Understanding the Biologic Pathways in Basal Cell Carcinoma

Special Reports, Melanoma (Issue 1), Volume 1, Issue 1

Most cases of BCC are curable with such approaches as surgery and radiation. In some cases, however, BCC can progress to a point of local invasion for which surgery and radiation therapy are not indicated.

The Hedgehog gene

Most cases of basal cell carcinoma (BCC) do not spread internally and are curable with such approaches as surgery and radiation. In some cases, however, BCC can progress to a point of local invasion for which surgery and radiation therapy are not indicated. Rarely, BCC can metastasize, a condition that is considered fatal. Until recently, few treatment options were available for patients with advanced BCC.1

Recent advances in the understanding of the biologic pathways that contribute to the progression of BCC have led to the development of therapies that directly target specific areas of these pathways.1,2

“The Hedgehog (Hh) signaling pathway is the important biologic pathway for driving all sorts of BCCs, whether it is advanced metastatic BCC or the common, uncomplicated BCCs on the skin,” said Jean Tang, MD, PhD, assistant professor of Medicine, Stanford University Medical Center. Tang has conducted several clinical trials in the development of novel therapies for patients with BCC that involve inhibition of the Hh signaling pathway.

Jean Tang, MD, PhD

One of the most common transduction pathways in mammalian cells, the Hh pathway plays a critical role in proper development during the embryonic period but is silenced in most adult tissues.

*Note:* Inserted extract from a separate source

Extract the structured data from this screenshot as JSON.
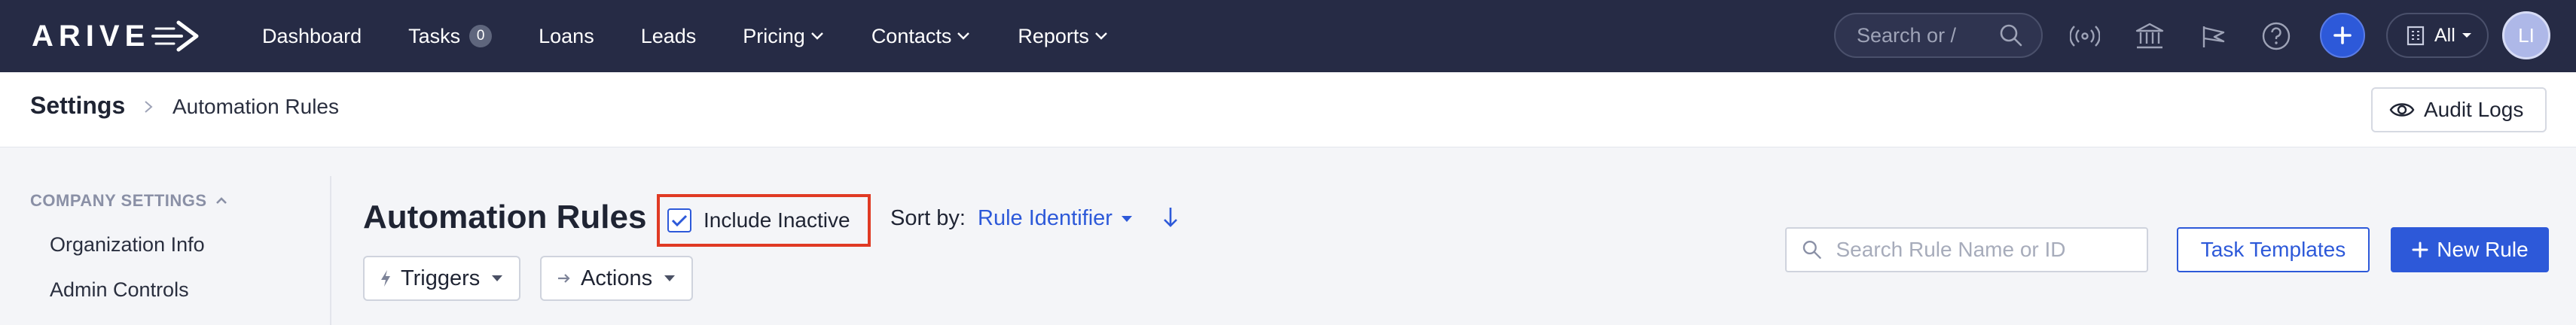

However, it has been shown to promote stem cell proliferation from various adult tissues, including hematopoietic cells, mammary, mesenchymal, and neural stem cells. It also appears to be involved in the repair of adult organs following injury.2The Hh pathway was first described in 1980.3

Defects in the Hh signaling pathway have been associated with either overexpression of signaling molecules in tumors or cells within the tumor microenvironment, or in mutations in pathway genes. This leads to the progression of BCC as well as to resistance to chemotherapeutic agents.1,2

Virtually all patients with BCC have mutations in the Hh signaling pathway. These BCC tumors are associated with elevated Ptch and Gli1 messenger RNA levels.4,5This ligand-independent mechanism of Hh activation is referred to as type 1 Hb signaling.6Research has demonstrated that approximately 90% of BCCs have loss-of-function mutations in at least one allele of Ptch1. Furthermore, 10% have activating mutations in Smoothened (Smo) that render it resistant to inhibition by Ptch1.7-9Mutations in other downstream molecules of the Hh pathway are relatively rare in BCC.2

Medications that inhibit Smo have potential for producing significant clinical response in patients with advanced BCC. One agent is currently approved for use in advanced BCC, and several others are in clinical trials and are expected to further expand the therapeutic options for patients with advanced BCC.